SPECIAL FEATURE: In conveyancing capacity is key
When dealing with mortgage advisory firms one of the main questions I often have to face is our ability to deal with the work provided to us.
“Do you have the capacity to handle our volume?” they ask and (thankfully) I have always been in a position to answer in the affirmative, plus I can point to the increase in investment and resource our business has put in place, particularly over the last six to 12 months.
While the market has not seen anywhere near the business levels of those pre-credit crunch days there has clearly been an improvement during that timescale and all stakeholders have needed to acknowledge this and react to it.
I can fully understand why advisers are keen to seek confidence about our ability to handle their work given the stories I often hear about the delays and difficulties many advisers (and their clients) have had with certain solicitor firms.
In the conveyancing market capacity is always a major issue particularly given the peaks and troughs the housing market can go through at any given time. Planning and preparation therefore are vitally important because if you get it wrong, you may find yourself having to make significant changes to your proposition based on the fact you are either over- or under-resourced. Therefore conveyancing firms need to have a focus not just on today’s workload but also the pipeline of business that is coming in and how the mortgage and housing markets might react in the mid- to long-term.
There’s been no doubt in my mind that many conveyancing firms were caught out last year by the improvement in the mortgage and housing markets.

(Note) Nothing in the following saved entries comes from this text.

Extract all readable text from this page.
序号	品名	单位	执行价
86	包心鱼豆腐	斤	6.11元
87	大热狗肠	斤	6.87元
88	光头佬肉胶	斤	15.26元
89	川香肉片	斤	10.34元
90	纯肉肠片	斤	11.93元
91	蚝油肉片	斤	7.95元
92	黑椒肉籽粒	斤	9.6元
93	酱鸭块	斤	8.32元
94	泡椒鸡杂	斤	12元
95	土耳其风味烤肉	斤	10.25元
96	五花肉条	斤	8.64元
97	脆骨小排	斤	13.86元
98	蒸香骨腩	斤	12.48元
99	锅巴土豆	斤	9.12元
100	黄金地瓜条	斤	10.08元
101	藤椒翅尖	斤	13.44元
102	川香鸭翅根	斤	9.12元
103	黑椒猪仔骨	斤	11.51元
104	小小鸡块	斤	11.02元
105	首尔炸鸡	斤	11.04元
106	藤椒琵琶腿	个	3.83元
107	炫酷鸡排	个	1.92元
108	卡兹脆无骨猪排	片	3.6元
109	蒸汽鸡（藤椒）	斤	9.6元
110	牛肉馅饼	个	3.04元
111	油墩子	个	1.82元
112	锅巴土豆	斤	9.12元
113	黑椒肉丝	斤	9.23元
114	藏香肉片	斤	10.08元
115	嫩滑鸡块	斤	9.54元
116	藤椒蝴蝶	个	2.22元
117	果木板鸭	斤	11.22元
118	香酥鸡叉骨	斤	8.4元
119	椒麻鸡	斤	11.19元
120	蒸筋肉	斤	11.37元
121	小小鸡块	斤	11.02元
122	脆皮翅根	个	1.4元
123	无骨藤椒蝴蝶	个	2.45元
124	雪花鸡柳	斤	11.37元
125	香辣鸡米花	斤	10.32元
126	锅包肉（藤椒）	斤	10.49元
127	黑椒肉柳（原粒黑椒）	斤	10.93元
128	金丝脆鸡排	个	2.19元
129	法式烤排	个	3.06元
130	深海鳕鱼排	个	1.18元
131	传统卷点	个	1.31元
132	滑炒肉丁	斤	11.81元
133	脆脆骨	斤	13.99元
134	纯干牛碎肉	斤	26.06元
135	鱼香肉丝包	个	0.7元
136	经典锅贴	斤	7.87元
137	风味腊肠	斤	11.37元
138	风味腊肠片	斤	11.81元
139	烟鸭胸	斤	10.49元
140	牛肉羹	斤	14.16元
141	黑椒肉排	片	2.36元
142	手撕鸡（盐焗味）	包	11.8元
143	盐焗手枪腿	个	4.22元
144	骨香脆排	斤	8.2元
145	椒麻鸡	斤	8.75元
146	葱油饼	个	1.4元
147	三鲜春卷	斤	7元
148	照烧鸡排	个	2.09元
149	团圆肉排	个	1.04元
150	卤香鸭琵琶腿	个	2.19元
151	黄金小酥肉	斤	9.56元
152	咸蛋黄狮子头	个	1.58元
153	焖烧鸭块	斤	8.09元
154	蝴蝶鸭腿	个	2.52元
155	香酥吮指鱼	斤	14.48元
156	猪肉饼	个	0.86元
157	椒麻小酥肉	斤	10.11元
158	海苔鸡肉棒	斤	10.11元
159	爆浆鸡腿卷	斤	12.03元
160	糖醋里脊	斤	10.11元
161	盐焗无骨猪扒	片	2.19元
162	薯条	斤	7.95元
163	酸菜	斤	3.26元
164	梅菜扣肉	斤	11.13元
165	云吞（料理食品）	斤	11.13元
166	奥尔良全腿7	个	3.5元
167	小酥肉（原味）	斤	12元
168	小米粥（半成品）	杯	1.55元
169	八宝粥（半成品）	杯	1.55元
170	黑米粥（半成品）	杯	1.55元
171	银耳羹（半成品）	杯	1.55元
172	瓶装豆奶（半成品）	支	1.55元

While business levels increased more resource was needed to cope.
But some firms did not want to commit too much just in case the market improvement finished almost before it began.
In the end, the market sustained its momentum and firms had to ‘resource up’. But that meant that in the short-term service levels suffered because, for want of a better phrase, there was a lack of ‘bums on seats’.
As far as we are concerned we are now in a much more stable market which means we can be very clear about the business levels we are currently taking, and our capacity to take on more.
I suspect other firms are not so confident. Indeed, reading between the lines, the news that Goldsmith Williams has now stopped taking instructions direct from brokers might be to do with both capacity issues and, or perhaps, a feeling it is not best placed to work in what is a particularly competitive broker-facing market.
Many advisers will be surprised at the decision by Goldsmiths purely to align themselves with lenders for their work – especially as it has been a vocal player in the broker market for quite some time.
“Future capacity issues” was cited as a reason behind the decision and I suspect many other firms will also be looking at the service they can provide and the market they target from now on in order to head off any potential problems.
For what it’s worth, Blacks Connect has no intention of following suit and leaving the broker market – our doors are fully open to existing and new broker clients and we are working hard with all advisers to support them in their conveyancing endeavours. At this time the advisory community wants certainty from its partners, whether that be lenders, providers or conveyancers and we fully intend to stick with a market which we believe is growing in confidence and expects high levels of service and performance.
As always, our advice to intermediaries is to ensure they carry out the necessary due diligence on an existing or prospective partner.
Predicting these types of exits is difficult but firms can always make a decision on service levels at any time.
If they are not reaching the necessary heights then this could be a sign of things to come and brokers should certainly vote with their feet in order to secure the best service possible rather than putting up with something less than satisfactory.